Novara Markets agiert unter der Aufsicht der mauritischen Finanzmarktaufsicht FSC (Financial Services Commission) und nutzt dabei einen eigenen Regulierungsrahmen für CFD- und Forex-Handel. Die Lizenz (GB25205143) unter der Marke LUVOR MARKET ermöglicht es dem Broker, vermögende Privatkunden sowie institutionelle Anleger zu bedienen – eine Zielgruppe, die oft nach Alternativen zu EU-regulierten Brokern sucht. Im Gegensatz zu Brokern, die strengeren EU-Vorgaben unterliegen, orientiert sich die Regulierung von Novara Markets an den mauritischen Rahmenbedingungen, die Marktzugang mit Anlegerschutz in Einklang bringen.
Ein zentraler Unterschied zu EU-regulierten Anbietern liegt in der maximalen Hebelwirkung von 1:200, die deutlich über der EU-Obergrenze von 1:30 für Retail-Kunden liegt. Diese höhere Flexibilität bei der Positionsgrösse ist besonders für volatile Märkte attraktiv und spricht gezielt Händler an, die Kapital effizient einsetzen möchten – statt sich an konservative Limits zu halten. Während EU-Broker die Vorgaben der MiFID II einhalten müssen, richtet sich Novara Markets’ Hebelpolitik an seine angestammte Kundschaft: vermögende Anleger, die Wert auf grössere Spielräume legen.
Auch beim Schutz der Kundengelder setzt der Broker auf ein Modell, das sich von EU-Standards unterscheidet.

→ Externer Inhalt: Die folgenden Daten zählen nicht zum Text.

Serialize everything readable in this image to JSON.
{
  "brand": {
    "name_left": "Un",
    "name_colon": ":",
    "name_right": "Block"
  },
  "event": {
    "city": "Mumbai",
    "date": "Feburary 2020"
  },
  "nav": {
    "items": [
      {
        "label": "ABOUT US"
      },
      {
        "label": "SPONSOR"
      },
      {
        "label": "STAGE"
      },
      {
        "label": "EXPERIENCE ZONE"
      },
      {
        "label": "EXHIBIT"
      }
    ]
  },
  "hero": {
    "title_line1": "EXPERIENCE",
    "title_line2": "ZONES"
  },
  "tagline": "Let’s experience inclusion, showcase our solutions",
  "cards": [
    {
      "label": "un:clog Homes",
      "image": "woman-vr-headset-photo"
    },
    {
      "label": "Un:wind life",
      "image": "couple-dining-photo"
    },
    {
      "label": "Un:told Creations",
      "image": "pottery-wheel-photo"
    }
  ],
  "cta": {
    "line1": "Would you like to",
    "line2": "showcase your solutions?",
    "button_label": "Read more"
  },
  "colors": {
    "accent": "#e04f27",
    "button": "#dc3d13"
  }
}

Gemäss eigenen Angaben werden Kundengelder auf segregierten Konten geführt, die strikt von den Unternehmensmitteln getrennt sind – eine Vorgabe der FSC. Diese Trennung soll im Insolvenzfall einen Schutz der Kundengelder gewährleisten und ist besonders für Anleger mit grossen Portfolios von Interesse, die counterparty-Risiken minimieren wollen. Im Vergleich zu Brokern mit weniger strengen Fondssicherungsregeln bietet diese Struktur zusätzliche Sicherheit.
Durch die Beschränkung des Angebots auf Anleger ausserhalb der Europäischen Union, Kanada, Iran, Irak und Nordkorea positioniert sich Novara Markets gezielt. Diese geografische Eingrenzung ermöglicht es dem Broker, den regulatorischen Aufwand der EU-Vorgaben zu umgehen und gleichzeitig eine Kundschaft in Märkten mit weniger strengen Regularien anzusprechen. Damit konzentriert er sich auf Regionen, in denen die Nachfrage nach ausserhalb der EU regulierten CFDs besonders hoch ist – etwa in Schwellenländern oder Jurisdiktionen mit liberaleren Rahmenbedingungen.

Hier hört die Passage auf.